On Linux, however, this GPU-switching does not happen automatically. There are several different ways you can enable Nvidia GPU's on Linux, but I chose bumblebee-nvidia with the proprietary Nvidia driver as I explain in a previous post. To launch regular applications using the Nvidia GPU, you must launch your program by prefixing it with 'optirun', i.e.:
optirun [program name]
But in order to use multiple monitors on an Optimus-enabled notebook like the ASUS U36JC, you can't just invoke something like optirun startx. You need to edit a few Bumblebee X11 settings and make sure that bumblebeed (bumblebee daemon) is running to use the HDMI external monitor port (which is hard-wired to the discrete Nvidia GPU. The VGA port on the ASUS U36JC uses Intel integrated graphics, however, so bumblee is not required)

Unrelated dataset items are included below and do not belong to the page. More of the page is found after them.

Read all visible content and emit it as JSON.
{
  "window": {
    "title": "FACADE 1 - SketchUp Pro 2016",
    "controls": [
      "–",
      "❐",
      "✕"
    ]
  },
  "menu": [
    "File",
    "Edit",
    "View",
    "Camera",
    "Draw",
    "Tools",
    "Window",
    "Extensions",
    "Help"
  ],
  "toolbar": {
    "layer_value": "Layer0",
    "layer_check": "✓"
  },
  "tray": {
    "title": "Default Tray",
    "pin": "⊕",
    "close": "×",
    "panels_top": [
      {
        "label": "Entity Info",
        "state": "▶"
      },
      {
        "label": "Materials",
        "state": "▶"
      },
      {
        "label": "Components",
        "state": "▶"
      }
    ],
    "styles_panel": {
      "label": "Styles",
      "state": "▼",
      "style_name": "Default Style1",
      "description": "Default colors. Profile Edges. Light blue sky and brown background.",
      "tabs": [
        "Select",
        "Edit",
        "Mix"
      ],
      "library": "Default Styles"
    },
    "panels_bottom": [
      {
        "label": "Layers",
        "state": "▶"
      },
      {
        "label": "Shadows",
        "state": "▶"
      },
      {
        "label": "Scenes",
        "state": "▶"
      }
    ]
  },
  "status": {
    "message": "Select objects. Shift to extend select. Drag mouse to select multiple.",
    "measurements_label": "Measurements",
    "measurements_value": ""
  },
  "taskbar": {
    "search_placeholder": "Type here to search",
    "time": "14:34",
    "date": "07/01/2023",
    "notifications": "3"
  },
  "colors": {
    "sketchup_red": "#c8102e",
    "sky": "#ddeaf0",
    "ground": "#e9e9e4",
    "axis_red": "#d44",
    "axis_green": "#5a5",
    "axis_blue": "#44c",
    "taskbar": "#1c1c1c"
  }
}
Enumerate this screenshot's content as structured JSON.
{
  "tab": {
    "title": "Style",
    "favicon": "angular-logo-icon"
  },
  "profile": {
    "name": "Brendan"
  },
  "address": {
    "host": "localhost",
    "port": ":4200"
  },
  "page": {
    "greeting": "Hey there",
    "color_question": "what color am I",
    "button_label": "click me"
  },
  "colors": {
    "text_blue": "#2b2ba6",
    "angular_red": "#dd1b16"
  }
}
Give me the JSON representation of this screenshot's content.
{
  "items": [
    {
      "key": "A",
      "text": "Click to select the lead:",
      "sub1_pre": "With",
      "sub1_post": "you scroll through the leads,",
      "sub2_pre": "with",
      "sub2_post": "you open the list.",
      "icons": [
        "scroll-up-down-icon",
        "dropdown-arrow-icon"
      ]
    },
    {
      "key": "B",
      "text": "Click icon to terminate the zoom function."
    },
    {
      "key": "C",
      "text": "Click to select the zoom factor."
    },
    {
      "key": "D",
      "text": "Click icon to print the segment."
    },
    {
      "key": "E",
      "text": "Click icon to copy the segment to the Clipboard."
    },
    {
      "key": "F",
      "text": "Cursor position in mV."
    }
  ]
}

The required steps to use an external monitor through the HDMI port on Fedora 24 are as follows:
1. Make sure you have already installed and configured bumblebee.
2. sudo dnf install intel-gpu-tools (this pkg contains intel-virtual-output)
3. In /etc/bumblebee/xorg.conf.nvidia make the following changes:
- Option "AutoAddDevices" "true"
- Option "UseEDID" "true"
- # Option "UseDisplayDevice" "none"
You can see my edited xorg.conf.nvidia file here:
4. Start bumblebee daemon: sudo systemctl start bumblebeed
5. Launch intel-virtual-output (the default is to launch as a daemon, but I will launch in foreground mode so I can easily kill the process with Ctrl-C when I am done using an external monitor). You can run this program as the local user (When executing as root, it doesn't work).
# intel-virtual-output -f
Now X windows should be able to detect an external monitor connected to the video ports wired to the Nvidia GPU. Running xfce4-display-settings shows the following:
The monitor named "VIRTUAL" is a path-through interface created by intel-virtual-output.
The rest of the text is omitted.